A iniciativa partiu da França em sua presidência do Conselho, encerrada em novembro, e foi aprovada em votação por ministros da Educação do continente. Segundo o ex-deputado europeu Alain Lamassoure, designado para capitanear o projeto, 23 países aceitaram ser membros fundadores do Observatório, e outros seis indicaram interesse em aderir. Hungria e Polônia, governadas pelos ultraconservadores nacionalistas Viktor Orbán e Jaroslaw Kaczynski, respectivamente, se recusaram a participar. Suécia e Itália manifestaram reticências.

— Mas Rússia, Geórgia, Turquia, Armênia e Grécia estão dentro — diz Lamassoure. — E quase todos os países da ex-Iugoslávia, que, infelizmente, continuaram a ter relações muito difíceis entre si, e ensinam uma História muito nacionalista, entenderam que têm interesse em fazer evoluir o sistema e a necessidade de um encorajamento internacional para isso.

Criado em 1949, o Conselho da Europa visa a promover a garantia dos direitos humanos, da democracia e do Estado de direito em seus países-membros. O Observatório deverá ser instituído no segundo semestre, após a nomeação de um comitê científico e a escolha de uma cidade-sede. O objetivo é, a cada dois anos, divulgar um detalhado relatório sobre o estado do ensino de História em cada país, acompanhado de debates com acadêmicos, políticos, ONGs, estudantes e pais de alunos.

Os países que não aderiram não ficarão excluídos da análise, mas serão privados de participar do comitê. Espera-se que, a exemplo da avaliação do Programa Internacional de Avaliação de Estudantes (Pisa), feita pela Organização para Cooperação e Desenvolvimento Econômico (OCDE), o estudo do Observatório também possa exercer alguma pressão externa para que países corrijam eventuais desvios no ensino da História.

— Há 15 anos, vimos em todos os países europeus, sem exceção, ressurgir um discurso de ódio, de partidos políticos extremistas, xenófobos, racistas — alerta Lamassoure. — É muito inquietante nos darmos conta de que, se não transmitirmos às próximas gerações os ensinamentos de nossos erros do passado, arriscamos ver o reaparecimento de movimentos nacionalistas que conduziram às guerras. A forma de apresentar as narrativas históricas tende a incitar à reconciliação ou, ao contrário, a reforçar ressentimentos.

Lamassoure acusa a formação, hoje, de patriotas em vez de cidadãos europeus, e lamenta tentativas oficiais de “reescrever” a História. Cita como exemplos manuais escolares húngaros que destacam a “Grande Hungria” de 1867 a 1918, o que serviria ao ultranacionalismo do partido Jobbik e à política de Orbán; e também a lei votada pela Polônia, em 2018, que proíbe a atribuição de crimes nazistas ao Estado polonês. Em sua mira, também está o ensino “bastante nacionalista” na Catalunha, em Flandres, na Escócia ou na Irlanda do Norte.
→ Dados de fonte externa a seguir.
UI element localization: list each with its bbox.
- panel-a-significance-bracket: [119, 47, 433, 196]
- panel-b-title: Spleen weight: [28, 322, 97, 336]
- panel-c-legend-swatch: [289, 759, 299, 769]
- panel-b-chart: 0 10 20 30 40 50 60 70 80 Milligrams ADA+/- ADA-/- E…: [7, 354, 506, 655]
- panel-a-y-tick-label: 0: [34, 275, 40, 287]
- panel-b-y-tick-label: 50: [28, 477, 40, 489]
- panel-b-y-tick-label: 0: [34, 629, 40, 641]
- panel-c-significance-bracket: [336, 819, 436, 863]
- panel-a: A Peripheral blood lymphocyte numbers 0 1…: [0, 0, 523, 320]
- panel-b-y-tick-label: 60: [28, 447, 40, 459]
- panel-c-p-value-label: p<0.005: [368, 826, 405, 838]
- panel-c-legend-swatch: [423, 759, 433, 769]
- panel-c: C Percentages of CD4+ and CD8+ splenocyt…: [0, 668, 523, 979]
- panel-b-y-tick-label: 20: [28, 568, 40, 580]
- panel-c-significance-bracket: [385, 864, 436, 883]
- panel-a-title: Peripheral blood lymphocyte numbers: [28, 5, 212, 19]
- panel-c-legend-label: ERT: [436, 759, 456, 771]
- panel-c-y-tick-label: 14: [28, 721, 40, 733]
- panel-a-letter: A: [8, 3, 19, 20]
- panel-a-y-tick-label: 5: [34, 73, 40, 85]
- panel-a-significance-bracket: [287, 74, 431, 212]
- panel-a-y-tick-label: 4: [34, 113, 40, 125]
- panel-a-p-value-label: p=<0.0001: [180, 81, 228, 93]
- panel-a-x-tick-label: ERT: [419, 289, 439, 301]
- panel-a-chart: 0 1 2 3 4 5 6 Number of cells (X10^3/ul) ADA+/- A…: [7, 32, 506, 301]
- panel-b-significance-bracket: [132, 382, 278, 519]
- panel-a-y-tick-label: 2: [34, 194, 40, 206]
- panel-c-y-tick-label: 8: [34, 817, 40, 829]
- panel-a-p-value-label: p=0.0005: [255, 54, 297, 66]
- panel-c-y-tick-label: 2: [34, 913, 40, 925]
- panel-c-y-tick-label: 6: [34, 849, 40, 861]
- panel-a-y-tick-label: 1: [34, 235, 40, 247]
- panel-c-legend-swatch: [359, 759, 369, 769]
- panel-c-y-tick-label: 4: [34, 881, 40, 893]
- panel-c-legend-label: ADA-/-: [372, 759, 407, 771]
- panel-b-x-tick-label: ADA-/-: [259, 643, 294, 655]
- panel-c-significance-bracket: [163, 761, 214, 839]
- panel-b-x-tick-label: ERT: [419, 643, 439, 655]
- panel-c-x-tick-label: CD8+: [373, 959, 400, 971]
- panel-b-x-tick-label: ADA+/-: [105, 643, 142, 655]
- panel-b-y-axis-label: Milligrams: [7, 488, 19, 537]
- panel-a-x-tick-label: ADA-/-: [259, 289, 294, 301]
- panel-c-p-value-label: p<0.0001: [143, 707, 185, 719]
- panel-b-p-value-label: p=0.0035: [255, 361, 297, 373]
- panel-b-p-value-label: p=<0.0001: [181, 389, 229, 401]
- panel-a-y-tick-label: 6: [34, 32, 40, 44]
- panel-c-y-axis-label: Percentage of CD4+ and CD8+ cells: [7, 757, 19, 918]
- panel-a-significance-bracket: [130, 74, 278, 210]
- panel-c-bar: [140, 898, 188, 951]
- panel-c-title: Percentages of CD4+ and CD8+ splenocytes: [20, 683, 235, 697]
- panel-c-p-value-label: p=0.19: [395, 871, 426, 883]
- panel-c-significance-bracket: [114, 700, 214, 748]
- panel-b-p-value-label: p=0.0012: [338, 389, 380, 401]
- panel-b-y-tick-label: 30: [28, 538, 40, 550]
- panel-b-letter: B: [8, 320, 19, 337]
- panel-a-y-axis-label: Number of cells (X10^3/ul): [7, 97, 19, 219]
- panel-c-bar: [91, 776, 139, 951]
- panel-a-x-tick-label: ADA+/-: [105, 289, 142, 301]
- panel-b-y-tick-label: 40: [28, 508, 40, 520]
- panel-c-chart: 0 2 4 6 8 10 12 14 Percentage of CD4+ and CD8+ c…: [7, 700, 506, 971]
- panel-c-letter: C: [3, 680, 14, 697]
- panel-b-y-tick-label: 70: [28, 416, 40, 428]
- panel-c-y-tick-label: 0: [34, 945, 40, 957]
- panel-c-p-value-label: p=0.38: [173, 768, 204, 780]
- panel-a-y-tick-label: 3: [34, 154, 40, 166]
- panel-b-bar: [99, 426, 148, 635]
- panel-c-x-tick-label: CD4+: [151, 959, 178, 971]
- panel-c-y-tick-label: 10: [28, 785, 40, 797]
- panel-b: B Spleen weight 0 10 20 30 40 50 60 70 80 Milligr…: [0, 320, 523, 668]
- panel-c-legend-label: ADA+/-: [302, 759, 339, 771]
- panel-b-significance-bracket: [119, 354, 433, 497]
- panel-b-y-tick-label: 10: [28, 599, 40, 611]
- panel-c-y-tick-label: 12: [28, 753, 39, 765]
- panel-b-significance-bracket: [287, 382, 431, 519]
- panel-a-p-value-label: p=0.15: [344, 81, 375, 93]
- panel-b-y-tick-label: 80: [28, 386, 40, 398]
— Percebi que em um certo número de países havia uma visão da História completamente falsa. Nas jovens gerações, há pequenos nacionalistas ou amnésicos, que são bastante vulneráveis. Quando se faz sondagens, hoje, sobre quem é o povo mais próximo da França, dois em cada três franceses respondem que é o alemão. É quase um milagre. Isso é graças, também, a essa contribuição política original que é a União Europeia, que, embora avance lentamente, combina a união com a independência e autonomia de cada país.

O historiador Benoit Falaize, colaborador do projeto, acredita que o Observatório é uma oportunidade para que se faça uma cartografia europeia de todos os temas sensíveis do ensino de História em cada país:

— Na Estônia, a memória do nazismo é vista como parte do patrimônio nacional, porque os nazistas se opuseram ao comunismo. Na Ucrânia, há grandes personagens que colaboravam com o regime nazista que ainda têm estátua em Kiev e são apresentados como heróis nacionais nos manuais escolares.

As interpretações da Segunda Guerra e as memórias sobre a violência dos totalitarismos nazista e soviético são, aponta, motivo de constante divergências nas classes de História.

— O que ensinar aos jovens húngaros de hoje? Que os soviéticos invadiram o país e foi uma catástrofe nacional? Ou que ocorreram duas tragédias nacionais na Segunda Guerra: a tomada de poder pela extrema direita em aliança com os nazistas, sucedida pela invasão soviética? No segundo caso, é possível definir um ideal democrático, ou seja, [dizer] “não” ao poder autoritário e ditatorial. No primeiro, pode dar algo como “afinal, os nazistas não era tão ruins, e não temos nada a ver com os judeus”, o que leva a uma consciência cidadã bastante singular. Os historiadores da Hungria estão, hoje, em franca oposição ao governo Orbán sobre a maneira como é ensinada a Segunda Guerra.

Além dos países de “propaganda nacionalista”, os idealizadores do Observatório atentam também para aqueles que concedem pouca importância ao ensino da História ou que o fazem de forma insatisfatória.

— Na Holanda e nos países escandinavos, o programa nacional de educação é chamado de “cânone”, constituído de uns 50 temas, e cada escola escolhe uma dezena deles — diz Lamassoure. —São assuntos sem relação cronológica, como a Renascença na Itália, a Descoberta da América, os progressos científicos do século XX, a situação dos camponeses na Idade Média ou dos operários na Revolução Industrial. Há conhecimentos sobre o passado, mas que não permitem entender o que ocorreu nas gerações de seus pais e avós, em seu país e no mundo.

Ele conta também com a divulgação de trabalhos de historiadores externos aos âmbitos nacionais, como meio de influência para que as populações afrontem seu passado e seu presente. Foi o caso do historiador americano Robert Paxton, que revelou com sua obra “A França de Vichy”, em 1972, o papel do governo francês na deportação de judeus durante a ocupação nazista.

— Outro exemplo é o do historiador polonês Jan Thomasz Gross, que estudou a cumplicidade de parte do povo polonês com os nazistas, contra os judeus, um tema que permanece extremamente sensível na Polônia. Outro historiador, o americano Timothy Snyder, faz um trabalho sobre o Holocausto na Europa Central e do Leste. Os historiadores dos países estudados não podem ignorar estes estudos.

Falaize defende o Observatório como um “excelente instrumento de reflexão” para historiadores e professores de História em “um momento em que se impõe a questão da democracia na Europa”. E alerta para um novo “fenômeno político”:

— Hoje, pode-se continuar a fazer funcionar a democracia com pessoas no poder que dizem qualquer absurdo, o que é assombroso. Antes, só os ditadores se assumiam como tal e suprimiam a democracia. Hoje, há manipulações, fake news, violência verbal… Não se formam cidadãos críticos e vigilantes aos usos da democracia e às manobras políticas de doutrinação.